この作品のもう一つの軸は、西洋ルネサンスにおける自画像の伝統である。特にアルブレヒト・デューラーの1500年の自画像を想起させる正面構図は注目に値する。
野十郎はデューラーを敬愛し、彼の自意識的な構図や宗教的荘厳さに強い影響を受けていた。画面中央に据えられた顔、観者をまっすぐ射抜く瞳、固く結ばれた口――それらはデューラーがキリスト像を借りて表現した「人間としての尊厳」を、野十郎が日本的精神に翻訳したものと言える。

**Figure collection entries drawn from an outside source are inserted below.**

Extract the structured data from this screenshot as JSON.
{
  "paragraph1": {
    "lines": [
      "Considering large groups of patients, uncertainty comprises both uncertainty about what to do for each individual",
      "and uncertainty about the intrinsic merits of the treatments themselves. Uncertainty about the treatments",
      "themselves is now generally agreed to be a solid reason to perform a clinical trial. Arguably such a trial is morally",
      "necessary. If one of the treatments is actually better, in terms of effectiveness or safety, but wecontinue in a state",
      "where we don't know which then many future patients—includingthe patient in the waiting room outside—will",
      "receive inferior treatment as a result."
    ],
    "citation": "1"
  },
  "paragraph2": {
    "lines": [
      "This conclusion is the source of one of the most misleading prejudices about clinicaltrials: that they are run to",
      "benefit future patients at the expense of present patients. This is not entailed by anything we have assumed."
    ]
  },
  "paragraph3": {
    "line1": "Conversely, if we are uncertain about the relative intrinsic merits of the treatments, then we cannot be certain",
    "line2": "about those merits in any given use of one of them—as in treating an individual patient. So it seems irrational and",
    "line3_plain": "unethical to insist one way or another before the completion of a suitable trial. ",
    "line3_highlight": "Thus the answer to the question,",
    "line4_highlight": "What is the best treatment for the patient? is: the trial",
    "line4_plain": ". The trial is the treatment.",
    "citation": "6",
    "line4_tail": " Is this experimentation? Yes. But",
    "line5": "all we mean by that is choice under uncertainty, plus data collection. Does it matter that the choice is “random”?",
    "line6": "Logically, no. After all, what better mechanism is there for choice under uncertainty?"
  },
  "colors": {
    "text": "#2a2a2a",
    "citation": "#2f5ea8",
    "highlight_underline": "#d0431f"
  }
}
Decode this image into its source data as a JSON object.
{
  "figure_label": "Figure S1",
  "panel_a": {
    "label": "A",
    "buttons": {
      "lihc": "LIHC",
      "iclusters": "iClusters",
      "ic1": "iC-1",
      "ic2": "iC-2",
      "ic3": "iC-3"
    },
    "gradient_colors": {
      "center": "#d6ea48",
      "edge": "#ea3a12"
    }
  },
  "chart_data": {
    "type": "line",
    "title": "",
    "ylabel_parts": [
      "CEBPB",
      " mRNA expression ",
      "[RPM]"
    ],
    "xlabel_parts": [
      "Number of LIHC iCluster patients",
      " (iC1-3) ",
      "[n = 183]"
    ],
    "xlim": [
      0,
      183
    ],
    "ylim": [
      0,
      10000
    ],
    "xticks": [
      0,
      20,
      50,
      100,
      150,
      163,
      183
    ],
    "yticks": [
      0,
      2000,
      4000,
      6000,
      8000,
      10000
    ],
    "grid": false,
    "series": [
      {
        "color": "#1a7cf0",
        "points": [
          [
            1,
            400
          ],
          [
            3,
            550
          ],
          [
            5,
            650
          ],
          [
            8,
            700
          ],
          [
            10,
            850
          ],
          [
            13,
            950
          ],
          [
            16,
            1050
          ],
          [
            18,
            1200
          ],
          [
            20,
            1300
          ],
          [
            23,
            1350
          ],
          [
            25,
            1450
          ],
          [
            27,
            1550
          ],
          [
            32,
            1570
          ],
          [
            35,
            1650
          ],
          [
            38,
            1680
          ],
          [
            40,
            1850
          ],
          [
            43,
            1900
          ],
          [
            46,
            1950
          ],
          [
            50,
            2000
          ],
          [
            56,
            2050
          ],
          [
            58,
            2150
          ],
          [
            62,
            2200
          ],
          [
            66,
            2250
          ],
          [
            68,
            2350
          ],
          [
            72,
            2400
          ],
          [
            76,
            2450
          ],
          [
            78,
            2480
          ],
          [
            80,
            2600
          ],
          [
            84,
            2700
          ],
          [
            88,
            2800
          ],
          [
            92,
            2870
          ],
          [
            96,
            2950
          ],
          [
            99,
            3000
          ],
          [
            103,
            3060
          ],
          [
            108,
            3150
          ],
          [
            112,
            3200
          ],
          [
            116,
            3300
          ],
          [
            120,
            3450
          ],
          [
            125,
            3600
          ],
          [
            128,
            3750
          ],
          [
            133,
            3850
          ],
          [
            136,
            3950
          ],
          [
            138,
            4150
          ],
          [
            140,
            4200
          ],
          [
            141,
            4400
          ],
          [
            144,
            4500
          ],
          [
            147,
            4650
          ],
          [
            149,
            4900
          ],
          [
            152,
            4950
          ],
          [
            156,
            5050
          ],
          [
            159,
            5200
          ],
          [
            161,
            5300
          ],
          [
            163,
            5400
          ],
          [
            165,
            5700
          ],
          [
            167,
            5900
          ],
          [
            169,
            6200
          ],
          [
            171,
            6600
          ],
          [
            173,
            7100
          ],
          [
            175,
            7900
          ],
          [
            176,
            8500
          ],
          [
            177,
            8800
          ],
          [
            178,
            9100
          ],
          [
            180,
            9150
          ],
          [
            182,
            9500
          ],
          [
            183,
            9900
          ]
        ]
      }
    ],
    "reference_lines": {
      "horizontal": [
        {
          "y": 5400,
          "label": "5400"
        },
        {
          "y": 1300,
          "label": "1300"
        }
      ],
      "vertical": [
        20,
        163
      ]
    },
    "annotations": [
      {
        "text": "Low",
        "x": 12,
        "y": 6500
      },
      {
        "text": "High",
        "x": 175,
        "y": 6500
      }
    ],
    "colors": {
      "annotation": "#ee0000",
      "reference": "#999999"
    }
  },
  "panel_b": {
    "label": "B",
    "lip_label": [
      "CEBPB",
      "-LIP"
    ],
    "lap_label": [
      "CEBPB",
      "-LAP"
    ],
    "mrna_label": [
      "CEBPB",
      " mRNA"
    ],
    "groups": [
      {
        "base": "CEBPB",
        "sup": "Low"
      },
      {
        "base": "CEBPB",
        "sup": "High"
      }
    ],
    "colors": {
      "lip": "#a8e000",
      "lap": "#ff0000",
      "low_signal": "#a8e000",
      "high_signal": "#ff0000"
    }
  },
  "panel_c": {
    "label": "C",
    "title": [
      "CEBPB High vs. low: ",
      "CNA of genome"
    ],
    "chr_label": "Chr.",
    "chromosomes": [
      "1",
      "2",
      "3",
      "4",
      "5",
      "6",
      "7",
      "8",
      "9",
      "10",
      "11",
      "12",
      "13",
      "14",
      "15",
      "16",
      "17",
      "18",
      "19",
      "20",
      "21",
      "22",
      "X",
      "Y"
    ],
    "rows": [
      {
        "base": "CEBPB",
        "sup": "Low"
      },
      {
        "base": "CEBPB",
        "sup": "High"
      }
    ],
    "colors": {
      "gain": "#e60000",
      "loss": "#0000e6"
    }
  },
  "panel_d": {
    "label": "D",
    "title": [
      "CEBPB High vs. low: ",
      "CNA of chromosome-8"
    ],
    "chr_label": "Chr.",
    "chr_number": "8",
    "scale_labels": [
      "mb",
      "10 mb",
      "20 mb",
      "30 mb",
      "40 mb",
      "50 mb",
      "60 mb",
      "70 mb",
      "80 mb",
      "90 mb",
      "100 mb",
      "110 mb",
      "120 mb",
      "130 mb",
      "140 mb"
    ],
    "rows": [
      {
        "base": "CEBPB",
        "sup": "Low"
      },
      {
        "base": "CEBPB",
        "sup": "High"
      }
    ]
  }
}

ただし、野十郎はデューラーを模倣したわけではない。彼は西洋的自画像の「自我の確立」を、東洋的「無我の修行」と結びつけた。すなわち、自己を誇示するのではなく、自己を問い、沈黙のうちに「見る」という行為を極限まで研ぎ澄ましたのである。
この東西の融合は、単なる技法の模倣を超え、思想的交響を成す。絡子の宗教性とデューラー的正面性が響き合い、彼の内面世界を二重のベクトル――外への凝視と内への沈潜――として可視化している。

まなざしと沈黙――言葉を超えた意志

《絡子をかけたる自画像》の核心にあるのは、沈黙の表情である。
口を固く閉じた青年の顔には、一切の言葉が排除されている。そこにあるのは「語ることを拒む」態度であり、それゆえに見る者は彼の沈黙に引きずり込まれる。
眼差しは外界を見つめながら、同時に自己を見つめる。観者がその視線を受け止めるとき、彼の内面の深みへと導かれていく。まなざしの持つ「静かな強さ」は、野十郎の生涯にわたる芸術観――「外の光ではなく、内なる光を描く」――へとつながっていく。

大正期の文脈――流行に背を向けた精神主義

1920年前後の日本美術界は、白樺派の人道主義や印象派的色彩感覚、あるいは表現主義の試みが交錯していた。自画像は多くの若い画家たちにとって自己表現の場であったが、多くは写実訓練の延長か、感傷的な自己演出にとどまっていた。
その中で野十郎の自画像は、異端の輝きを放つ。宗教的象徴をまといながら、冷厳なまなざしで自己を描き出す――それは流行とは無縁の、精神的孤立の選択であった。彼の29歳という年齢は、人生の転換点であり、同時に孤高の道を歩み始める宣誓の時である。

孤高の予兆――《蝋燭》への道程

のちの《蝋燭》シリーズに見られる「闇の中の光」は、この自画像にすでに萌芽している。絡子をまとい、静かに観者を見つめる青年の姿は、すでに俗世から距離を取り、精神の領域に生きる決意を示している。
《絡子をかけたる自画像》は、のちの野十郎を形づくる“孤高”の原型であり、芸術を宗教的修行とみなす哲学の出発点であった。

現代における意義――自己と沈黙の美学

今日、この自画像を前にしたとき、観者は100年前の青年と沈黙の対話を交わすことになる。
それは、「自己とは何か」「表現とはいかに精神を映すか」という普遍的な問いを喚起する。
SNSや映像文化によって「自己表現」が氾濫する現代において、野十郎の沈黙は逆説的に強く響く。彼のまなざしは時代を超えて、我々に「見つめること」「黙すること」の重みを思い出させる。

《絡子をかけたる自画像》は、単なる歴史的作品ではない。それは精神を描こうとした青年の純粋な意志の記録であり、東西の思想が交錯する一点の祈りのような絵である。
沈黙の中に燃える意志、眼差しに宿る光――そこに髙島野十郎の芸術の核心がある。